Tuesday, March 12, 2013

The Sneaking Suspicion


In an earlier post, I explained a bit about why I call this blog "Outdoor Poetry Season." It is so named, in part, because a lot of my first lines, sometimes whole drafts, develop outside. That is how this one happened.

Overcast and warm and drizzly, almost no one else around. Jetta, usually solidly opposed to getting rained on, didn't mind the drizzle. She was off leash for a lot of the walk, too, but keeping companionably close. I imagine the warm, moist air was redolent with good stuff, lavishing scents and contentment on Jet.

Freed of the responsibility to supervise, of the worry that Jetta might joyfully accost and unintentionally terrorize passersby, I savored the peace of the Franciscan monastery's pastoral garden and mini-Via Dolorosa with its ritual contemplation of death and resurrection.

Walking slowly uphill, I wrote a poem about life after death and one aspect, at least, of the shadow of doubt.
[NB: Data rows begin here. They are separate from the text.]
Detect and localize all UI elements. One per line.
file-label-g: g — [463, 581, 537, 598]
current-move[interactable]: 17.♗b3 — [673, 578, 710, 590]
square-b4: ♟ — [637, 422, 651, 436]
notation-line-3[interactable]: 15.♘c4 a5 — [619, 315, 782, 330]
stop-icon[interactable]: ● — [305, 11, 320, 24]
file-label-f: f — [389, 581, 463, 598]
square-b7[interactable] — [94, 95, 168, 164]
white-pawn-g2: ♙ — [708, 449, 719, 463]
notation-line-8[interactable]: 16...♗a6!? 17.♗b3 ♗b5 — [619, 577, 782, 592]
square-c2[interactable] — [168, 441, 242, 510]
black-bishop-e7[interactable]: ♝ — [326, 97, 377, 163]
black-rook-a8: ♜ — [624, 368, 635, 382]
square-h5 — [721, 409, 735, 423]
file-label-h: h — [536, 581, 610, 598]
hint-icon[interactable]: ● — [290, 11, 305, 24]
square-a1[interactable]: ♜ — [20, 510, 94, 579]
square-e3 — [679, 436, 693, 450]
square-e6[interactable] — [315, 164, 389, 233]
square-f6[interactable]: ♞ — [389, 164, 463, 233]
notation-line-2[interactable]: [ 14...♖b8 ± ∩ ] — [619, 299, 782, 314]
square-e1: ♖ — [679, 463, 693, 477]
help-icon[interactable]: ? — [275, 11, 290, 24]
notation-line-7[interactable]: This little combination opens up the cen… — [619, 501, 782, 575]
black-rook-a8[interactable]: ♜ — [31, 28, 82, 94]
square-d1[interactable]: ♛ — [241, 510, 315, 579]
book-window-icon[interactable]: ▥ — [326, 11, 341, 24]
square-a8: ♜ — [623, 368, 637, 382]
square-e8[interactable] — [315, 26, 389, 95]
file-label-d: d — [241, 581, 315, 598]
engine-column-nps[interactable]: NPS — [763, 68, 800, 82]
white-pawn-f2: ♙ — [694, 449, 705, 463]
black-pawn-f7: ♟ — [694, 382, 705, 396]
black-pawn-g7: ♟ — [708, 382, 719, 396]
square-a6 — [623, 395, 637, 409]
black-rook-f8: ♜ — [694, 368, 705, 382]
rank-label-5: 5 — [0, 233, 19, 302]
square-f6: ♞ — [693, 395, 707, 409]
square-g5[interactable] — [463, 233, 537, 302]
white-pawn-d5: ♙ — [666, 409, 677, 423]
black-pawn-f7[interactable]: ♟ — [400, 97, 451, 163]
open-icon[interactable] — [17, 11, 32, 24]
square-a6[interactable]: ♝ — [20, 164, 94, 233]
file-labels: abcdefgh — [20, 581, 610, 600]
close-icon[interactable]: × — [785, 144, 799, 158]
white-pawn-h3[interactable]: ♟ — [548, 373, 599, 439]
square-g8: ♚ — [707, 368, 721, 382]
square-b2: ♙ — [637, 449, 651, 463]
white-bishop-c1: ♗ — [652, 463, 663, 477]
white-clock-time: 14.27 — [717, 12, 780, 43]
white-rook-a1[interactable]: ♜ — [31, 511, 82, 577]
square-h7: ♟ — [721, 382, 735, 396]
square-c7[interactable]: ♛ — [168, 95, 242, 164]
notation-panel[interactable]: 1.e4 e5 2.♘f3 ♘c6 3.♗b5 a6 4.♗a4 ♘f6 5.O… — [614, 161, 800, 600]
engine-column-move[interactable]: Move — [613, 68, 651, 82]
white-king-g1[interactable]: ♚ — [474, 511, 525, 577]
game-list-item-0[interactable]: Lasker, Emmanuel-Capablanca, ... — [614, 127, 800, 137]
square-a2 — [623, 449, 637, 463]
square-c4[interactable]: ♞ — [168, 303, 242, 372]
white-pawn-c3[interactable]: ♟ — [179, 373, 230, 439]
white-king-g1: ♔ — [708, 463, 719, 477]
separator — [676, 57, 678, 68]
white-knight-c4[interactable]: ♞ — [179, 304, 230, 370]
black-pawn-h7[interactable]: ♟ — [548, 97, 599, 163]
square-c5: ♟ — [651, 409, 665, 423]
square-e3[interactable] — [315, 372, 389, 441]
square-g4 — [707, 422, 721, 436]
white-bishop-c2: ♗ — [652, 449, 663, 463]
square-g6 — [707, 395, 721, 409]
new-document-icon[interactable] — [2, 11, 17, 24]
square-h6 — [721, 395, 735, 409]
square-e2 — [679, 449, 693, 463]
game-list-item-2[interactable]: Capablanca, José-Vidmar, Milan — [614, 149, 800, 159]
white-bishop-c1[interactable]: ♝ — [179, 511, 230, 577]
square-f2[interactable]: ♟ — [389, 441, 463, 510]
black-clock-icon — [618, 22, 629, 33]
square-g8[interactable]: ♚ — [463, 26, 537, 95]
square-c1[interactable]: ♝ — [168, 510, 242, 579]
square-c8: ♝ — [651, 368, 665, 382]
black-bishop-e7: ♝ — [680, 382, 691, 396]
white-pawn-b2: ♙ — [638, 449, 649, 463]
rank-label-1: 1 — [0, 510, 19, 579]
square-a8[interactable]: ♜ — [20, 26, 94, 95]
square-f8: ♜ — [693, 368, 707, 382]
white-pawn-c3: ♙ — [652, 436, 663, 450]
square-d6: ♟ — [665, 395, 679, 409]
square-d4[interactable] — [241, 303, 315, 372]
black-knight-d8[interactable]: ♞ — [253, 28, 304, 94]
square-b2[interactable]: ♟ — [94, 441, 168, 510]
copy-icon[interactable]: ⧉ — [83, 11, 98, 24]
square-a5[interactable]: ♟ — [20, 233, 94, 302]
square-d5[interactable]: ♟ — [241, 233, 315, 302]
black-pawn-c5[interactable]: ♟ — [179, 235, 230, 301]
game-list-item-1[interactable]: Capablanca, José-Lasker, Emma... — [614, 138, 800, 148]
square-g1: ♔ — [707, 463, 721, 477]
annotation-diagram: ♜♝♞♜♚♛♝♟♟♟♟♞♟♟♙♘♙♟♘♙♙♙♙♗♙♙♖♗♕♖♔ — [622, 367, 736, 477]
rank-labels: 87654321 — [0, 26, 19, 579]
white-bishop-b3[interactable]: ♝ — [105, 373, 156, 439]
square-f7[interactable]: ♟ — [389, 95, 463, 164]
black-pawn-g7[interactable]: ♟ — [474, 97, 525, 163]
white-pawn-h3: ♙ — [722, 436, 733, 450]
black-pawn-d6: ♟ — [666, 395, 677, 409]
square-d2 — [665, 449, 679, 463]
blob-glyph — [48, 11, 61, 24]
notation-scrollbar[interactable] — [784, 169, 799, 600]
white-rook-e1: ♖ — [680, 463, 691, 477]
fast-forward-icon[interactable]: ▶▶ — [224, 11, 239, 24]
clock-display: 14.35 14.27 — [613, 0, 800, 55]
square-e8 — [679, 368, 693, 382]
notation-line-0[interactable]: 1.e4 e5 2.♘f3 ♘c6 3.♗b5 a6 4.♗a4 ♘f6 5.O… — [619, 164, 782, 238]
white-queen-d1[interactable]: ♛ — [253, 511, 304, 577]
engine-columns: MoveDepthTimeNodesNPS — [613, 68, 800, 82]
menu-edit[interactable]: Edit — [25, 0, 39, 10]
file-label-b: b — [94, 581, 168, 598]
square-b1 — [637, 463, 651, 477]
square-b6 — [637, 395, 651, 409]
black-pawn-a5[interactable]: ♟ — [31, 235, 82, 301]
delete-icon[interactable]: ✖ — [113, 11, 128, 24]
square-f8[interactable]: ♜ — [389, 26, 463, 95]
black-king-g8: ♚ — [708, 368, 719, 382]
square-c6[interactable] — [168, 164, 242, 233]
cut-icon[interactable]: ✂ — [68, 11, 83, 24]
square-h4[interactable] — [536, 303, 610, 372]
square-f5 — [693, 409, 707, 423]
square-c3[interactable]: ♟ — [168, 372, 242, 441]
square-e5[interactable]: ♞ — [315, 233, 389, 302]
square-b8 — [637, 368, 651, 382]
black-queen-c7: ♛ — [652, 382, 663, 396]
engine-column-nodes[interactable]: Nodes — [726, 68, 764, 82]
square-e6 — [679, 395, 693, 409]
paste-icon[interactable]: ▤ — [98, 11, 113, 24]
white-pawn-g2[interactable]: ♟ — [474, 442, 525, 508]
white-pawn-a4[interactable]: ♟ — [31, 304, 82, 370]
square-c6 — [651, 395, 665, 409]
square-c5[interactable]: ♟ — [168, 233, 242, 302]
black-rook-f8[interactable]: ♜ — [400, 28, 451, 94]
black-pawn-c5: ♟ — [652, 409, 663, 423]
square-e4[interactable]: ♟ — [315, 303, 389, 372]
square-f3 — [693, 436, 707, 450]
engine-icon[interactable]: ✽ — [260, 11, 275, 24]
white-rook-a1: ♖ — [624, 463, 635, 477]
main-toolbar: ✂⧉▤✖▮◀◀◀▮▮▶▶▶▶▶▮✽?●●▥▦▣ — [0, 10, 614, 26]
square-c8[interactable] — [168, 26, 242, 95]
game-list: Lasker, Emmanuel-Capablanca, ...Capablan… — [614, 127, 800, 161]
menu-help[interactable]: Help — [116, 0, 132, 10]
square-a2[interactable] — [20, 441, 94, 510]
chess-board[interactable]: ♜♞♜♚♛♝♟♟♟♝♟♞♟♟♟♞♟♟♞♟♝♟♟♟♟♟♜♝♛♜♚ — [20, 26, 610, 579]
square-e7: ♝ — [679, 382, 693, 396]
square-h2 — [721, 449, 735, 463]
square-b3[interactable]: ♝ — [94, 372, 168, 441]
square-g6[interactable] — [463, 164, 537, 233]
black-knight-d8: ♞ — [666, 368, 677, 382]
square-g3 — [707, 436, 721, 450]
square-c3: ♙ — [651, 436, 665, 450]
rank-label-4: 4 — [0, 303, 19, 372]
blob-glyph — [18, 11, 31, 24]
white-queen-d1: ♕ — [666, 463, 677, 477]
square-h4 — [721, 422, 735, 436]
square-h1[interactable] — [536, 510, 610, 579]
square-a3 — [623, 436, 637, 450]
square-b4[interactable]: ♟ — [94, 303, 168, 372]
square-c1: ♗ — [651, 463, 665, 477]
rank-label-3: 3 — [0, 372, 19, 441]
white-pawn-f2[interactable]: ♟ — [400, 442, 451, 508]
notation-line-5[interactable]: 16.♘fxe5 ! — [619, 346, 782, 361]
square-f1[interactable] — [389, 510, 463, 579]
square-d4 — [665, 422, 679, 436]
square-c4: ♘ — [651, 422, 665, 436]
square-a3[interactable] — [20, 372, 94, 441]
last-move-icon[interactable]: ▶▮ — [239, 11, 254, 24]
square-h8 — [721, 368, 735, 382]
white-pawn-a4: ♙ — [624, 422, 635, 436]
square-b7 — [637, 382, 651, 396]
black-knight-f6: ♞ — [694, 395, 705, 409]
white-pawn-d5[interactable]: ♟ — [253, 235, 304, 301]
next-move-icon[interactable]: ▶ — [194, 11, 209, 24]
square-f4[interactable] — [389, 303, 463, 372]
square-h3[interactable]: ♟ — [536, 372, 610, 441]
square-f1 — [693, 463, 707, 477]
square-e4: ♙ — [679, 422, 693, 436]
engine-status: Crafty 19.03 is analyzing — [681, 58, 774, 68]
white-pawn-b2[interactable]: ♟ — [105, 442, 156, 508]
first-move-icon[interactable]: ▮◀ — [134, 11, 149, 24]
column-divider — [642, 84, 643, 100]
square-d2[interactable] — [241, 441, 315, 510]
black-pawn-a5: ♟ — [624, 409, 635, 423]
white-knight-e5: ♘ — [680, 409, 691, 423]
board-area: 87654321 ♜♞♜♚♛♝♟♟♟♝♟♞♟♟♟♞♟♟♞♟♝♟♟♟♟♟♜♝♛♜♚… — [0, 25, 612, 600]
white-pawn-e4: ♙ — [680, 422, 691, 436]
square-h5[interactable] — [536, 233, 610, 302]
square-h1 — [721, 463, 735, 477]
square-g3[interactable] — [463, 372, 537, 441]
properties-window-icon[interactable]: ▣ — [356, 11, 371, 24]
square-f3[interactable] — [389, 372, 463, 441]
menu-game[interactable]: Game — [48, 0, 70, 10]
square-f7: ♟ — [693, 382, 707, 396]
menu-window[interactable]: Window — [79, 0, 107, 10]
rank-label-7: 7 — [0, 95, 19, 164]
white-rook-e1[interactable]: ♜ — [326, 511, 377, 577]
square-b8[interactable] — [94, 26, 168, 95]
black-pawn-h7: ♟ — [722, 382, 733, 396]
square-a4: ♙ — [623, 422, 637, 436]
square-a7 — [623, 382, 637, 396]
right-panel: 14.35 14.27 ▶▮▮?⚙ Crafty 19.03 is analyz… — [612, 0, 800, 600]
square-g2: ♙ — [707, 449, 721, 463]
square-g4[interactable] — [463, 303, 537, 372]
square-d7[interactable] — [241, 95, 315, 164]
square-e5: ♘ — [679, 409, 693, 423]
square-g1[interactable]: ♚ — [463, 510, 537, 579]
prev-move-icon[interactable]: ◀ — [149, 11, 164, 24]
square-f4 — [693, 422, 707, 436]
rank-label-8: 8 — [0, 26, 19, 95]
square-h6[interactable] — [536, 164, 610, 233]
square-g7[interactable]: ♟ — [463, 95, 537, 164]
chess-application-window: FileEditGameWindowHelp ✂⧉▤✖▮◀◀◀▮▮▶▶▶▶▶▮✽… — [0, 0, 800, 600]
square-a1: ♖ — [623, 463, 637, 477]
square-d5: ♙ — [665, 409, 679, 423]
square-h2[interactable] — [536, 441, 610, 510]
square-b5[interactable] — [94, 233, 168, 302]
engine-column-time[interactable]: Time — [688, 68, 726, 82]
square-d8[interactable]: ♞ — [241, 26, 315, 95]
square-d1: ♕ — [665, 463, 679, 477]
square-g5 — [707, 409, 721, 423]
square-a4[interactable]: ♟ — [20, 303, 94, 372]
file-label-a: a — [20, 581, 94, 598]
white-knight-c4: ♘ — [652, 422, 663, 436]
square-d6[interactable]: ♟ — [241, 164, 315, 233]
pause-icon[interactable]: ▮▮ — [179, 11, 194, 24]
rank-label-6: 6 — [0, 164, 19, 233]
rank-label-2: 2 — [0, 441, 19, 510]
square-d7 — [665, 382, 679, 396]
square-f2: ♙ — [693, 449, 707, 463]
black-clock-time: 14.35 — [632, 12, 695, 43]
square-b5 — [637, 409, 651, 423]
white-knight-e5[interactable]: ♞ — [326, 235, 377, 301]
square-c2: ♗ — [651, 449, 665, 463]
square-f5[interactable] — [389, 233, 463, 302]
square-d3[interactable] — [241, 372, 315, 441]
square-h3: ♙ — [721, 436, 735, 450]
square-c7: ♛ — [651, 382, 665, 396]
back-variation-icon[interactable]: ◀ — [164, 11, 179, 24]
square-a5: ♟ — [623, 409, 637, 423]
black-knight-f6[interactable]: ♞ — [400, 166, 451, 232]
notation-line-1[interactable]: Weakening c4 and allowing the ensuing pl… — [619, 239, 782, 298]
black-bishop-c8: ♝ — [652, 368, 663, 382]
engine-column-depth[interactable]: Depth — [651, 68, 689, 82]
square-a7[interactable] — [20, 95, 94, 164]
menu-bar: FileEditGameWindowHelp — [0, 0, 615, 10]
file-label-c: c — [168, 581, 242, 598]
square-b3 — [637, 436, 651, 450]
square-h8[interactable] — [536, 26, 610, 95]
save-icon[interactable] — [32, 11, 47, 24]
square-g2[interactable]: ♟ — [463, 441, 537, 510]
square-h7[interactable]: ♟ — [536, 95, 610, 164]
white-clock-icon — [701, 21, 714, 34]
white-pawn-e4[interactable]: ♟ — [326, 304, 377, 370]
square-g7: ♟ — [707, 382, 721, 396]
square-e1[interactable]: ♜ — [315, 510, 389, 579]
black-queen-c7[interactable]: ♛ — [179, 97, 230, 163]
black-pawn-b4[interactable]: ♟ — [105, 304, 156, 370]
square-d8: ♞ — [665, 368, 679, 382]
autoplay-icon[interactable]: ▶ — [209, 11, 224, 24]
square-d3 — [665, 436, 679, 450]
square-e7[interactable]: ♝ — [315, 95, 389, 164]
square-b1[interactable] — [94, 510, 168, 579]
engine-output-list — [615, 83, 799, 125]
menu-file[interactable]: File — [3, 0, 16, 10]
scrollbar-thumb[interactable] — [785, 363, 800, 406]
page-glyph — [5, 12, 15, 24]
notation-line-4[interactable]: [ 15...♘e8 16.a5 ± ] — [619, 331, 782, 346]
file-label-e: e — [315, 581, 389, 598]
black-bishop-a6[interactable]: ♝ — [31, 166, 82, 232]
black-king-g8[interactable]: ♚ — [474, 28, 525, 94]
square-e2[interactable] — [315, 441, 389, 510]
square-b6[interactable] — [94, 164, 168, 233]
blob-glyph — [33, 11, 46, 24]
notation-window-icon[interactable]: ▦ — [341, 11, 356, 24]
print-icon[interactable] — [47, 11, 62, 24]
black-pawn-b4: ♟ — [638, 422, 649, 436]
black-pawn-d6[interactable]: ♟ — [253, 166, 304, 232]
Raindrops splattered irregularly on my paper, spotting the page, rendering my pencil somewhat less reliable than usual. But like I said, it was warm and pleasant and peaceful and the poem got written during outdoor poetry season. A good thing, I say.


The Sneaking Suspicion

If you believe
in life following death,
then the sneaking suspicion,
trailing behind

like a holy phantom,
like Smeagol,
the reflection
of all our sins,

could well be the thought
that you
are already
dead.

Monday, January 7, 2013

Outdoor Poetry Season


Why "Outdoor Poetry Season?"

Because a lot of my poems begin with ideas that flowered outdoors. (Maybe "budded" would be a better description, but the word thuds on the ear.)

I can write a poem outdoors down to about 35 degrees. And get a little lower if I'm warmed up inside, but not ever below 30, thanks to the skiing trip I took with Buffy Aries and Danny Sobel some 45 or so years ago.

I frostbit a few fingers on that trip and they cause a little trouble off and on. I didn't learn to ski, either. But, on balance, it was a good trip. Both Buffy and Danny have given me much of value. Stuff worth more than the feeling in two or three fingers.